Sweet, Wonderful Context

For as far as we have come in terms of baseball writers recognizing the notion of context, I'm certain that for as long as Chipper Jones stays within shouting distance of .400, we will see 10 mindless "Can Chipper do it?!" articles for every one, like this one from Tim Marchman, which rationally assesses his chances rather than simply concludes "nah probably not":

The main reasons why it's impossible to reach baseball's most mythic mark are quite plain. Most important is that much as the 60-home run campaign is basically an artifact of the steroid era, the .400 batting average was more or less an artifact of the early live ball era, when fielders hadn't yet adjusted, in terms both of technique and equipment, to new realities of the game. Between 1921 and 1930, batters hit .400 seven times, which is one more time than all major league hitters managed between 1901 and 1920 and between 1931 and the present day. We can either conclude that all the best hitters for average in history peaked in the 1920s and that all the best home run hitters in history peaked in our own time, or we can acknowledge that all baseball numbers are a product of their time, to be viewed with a wary eye.
Marchman goes on to make a great point that no one else is making, and that's that for as nice and satisfying as .400 might be, it may be just as big an accomplishment, adjusted for context anyway, for Jones to hit .375 as .406 was for Williams in 1941.

5 comments:

Drew said...

I think the "baseball fan community" as a whole doesn't want to see landmark numbers approached, and certainly doesn't want to see them broken. Consider how aside from people like Marchman, nobody's talking about context when it comes to hitting .400, but as soon as someone hits 60+ homers, it's all about how the game has changed. In the back of their minds, most people know this stuff. They just don't want someone to think about Chipper Jones and Ted Williams as being anything close to peers.

Peter said...

Numbers must be viewed in the context of their era? Heresy! We could compare statistics from 1911 to statistics from 1976 until big bad Barry Bonds and the 'roided up evil-doers came along and ruined everything!

Daniel said...

Barry Bonds and the 'Roided Up Evil Doers is a great band by the way.

Rob said...

It's not that someone hit 60+ homers and all everyone talked about was how the game had changed, it was two players doing it in the same season, with one of them hitting 70, then both hitting 60+ the following year, and then Bonds hits 73.
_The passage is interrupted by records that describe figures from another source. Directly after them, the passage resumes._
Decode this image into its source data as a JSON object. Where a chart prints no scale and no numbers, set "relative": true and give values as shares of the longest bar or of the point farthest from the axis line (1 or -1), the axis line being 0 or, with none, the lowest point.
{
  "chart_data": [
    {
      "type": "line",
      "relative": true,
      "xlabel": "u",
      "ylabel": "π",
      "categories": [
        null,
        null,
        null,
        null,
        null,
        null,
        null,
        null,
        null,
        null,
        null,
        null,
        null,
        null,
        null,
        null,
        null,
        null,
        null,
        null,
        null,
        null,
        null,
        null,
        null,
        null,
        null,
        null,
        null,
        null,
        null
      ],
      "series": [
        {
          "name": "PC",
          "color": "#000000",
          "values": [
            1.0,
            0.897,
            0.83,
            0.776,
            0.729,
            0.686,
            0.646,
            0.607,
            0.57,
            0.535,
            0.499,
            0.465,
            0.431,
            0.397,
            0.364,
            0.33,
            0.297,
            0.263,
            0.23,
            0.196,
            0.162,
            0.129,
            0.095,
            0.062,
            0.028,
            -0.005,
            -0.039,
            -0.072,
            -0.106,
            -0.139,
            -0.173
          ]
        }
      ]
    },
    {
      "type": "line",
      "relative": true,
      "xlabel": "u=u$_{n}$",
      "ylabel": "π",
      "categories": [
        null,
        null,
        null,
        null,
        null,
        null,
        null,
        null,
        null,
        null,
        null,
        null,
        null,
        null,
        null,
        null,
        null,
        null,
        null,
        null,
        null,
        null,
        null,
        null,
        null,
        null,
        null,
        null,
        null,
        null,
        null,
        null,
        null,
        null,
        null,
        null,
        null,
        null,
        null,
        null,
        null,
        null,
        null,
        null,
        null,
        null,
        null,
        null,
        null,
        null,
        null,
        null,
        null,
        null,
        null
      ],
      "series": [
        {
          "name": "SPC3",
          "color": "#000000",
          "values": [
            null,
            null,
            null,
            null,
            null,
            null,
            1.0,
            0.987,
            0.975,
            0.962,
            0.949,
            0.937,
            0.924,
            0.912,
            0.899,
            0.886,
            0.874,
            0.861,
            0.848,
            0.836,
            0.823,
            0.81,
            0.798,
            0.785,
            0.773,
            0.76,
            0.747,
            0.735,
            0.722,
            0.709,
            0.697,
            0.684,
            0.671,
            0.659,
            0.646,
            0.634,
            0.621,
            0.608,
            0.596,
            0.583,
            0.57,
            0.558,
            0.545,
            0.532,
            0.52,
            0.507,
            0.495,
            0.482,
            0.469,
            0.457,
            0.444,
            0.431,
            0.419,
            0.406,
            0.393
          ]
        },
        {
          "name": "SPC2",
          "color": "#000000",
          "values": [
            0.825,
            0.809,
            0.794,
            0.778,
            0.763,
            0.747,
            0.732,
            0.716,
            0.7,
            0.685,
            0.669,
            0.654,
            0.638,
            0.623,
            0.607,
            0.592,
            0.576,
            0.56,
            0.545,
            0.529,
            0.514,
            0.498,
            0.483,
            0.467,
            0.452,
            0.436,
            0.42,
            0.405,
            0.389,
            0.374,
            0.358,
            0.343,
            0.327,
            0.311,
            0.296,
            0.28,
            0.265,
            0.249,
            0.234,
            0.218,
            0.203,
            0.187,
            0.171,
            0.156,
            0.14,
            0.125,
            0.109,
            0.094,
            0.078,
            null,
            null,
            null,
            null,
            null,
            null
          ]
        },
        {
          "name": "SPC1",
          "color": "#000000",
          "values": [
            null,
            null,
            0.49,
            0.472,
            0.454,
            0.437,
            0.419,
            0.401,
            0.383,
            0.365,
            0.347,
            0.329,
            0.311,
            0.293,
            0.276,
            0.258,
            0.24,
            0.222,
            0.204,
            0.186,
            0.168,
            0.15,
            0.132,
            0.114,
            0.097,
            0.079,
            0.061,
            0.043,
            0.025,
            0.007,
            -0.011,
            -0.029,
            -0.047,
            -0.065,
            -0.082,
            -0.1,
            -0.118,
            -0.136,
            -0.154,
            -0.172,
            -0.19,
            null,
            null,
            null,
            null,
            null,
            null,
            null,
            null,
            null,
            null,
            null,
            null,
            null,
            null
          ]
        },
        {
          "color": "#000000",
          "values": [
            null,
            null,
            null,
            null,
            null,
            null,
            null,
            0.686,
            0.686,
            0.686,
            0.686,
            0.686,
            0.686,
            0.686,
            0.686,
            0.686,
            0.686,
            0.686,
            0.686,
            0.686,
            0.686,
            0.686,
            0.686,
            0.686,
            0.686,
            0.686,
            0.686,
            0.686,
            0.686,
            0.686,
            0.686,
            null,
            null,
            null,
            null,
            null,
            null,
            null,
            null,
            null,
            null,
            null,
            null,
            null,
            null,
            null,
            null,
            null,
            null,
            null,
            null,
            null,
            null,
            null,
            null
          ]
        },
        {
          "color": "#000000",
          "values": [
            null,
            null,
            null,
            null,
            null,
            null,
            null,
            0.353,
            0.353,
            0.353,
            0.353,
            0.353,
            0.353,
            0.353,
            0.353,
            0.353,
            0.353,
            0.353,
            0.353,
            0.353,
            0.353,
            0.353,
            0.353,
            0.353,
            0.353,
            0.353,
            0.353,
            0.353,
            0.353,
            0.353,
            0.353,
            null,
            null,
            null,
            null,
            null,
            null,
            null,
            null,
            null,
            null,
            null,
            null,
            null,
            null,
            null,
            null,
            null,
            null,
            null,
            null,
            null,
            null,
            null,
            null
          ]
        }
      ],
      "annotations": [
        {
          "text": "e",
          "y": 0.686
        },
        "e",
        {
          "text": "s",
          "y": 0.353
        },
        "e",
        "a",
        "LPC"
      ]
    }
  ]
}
If multiple players were to threaten .400 this season, I guarantee you that all anyone would talk about would be how the game had changed and how no one can play defense anymore.

Peter said...

The point is that the context of the era always mattered and that, in the bigger picture, steroids didn't destroy our ability to compare eras any more than segregation, amphetamines, etc...let alone the advancements in technology, nutrition, health care, training, etc.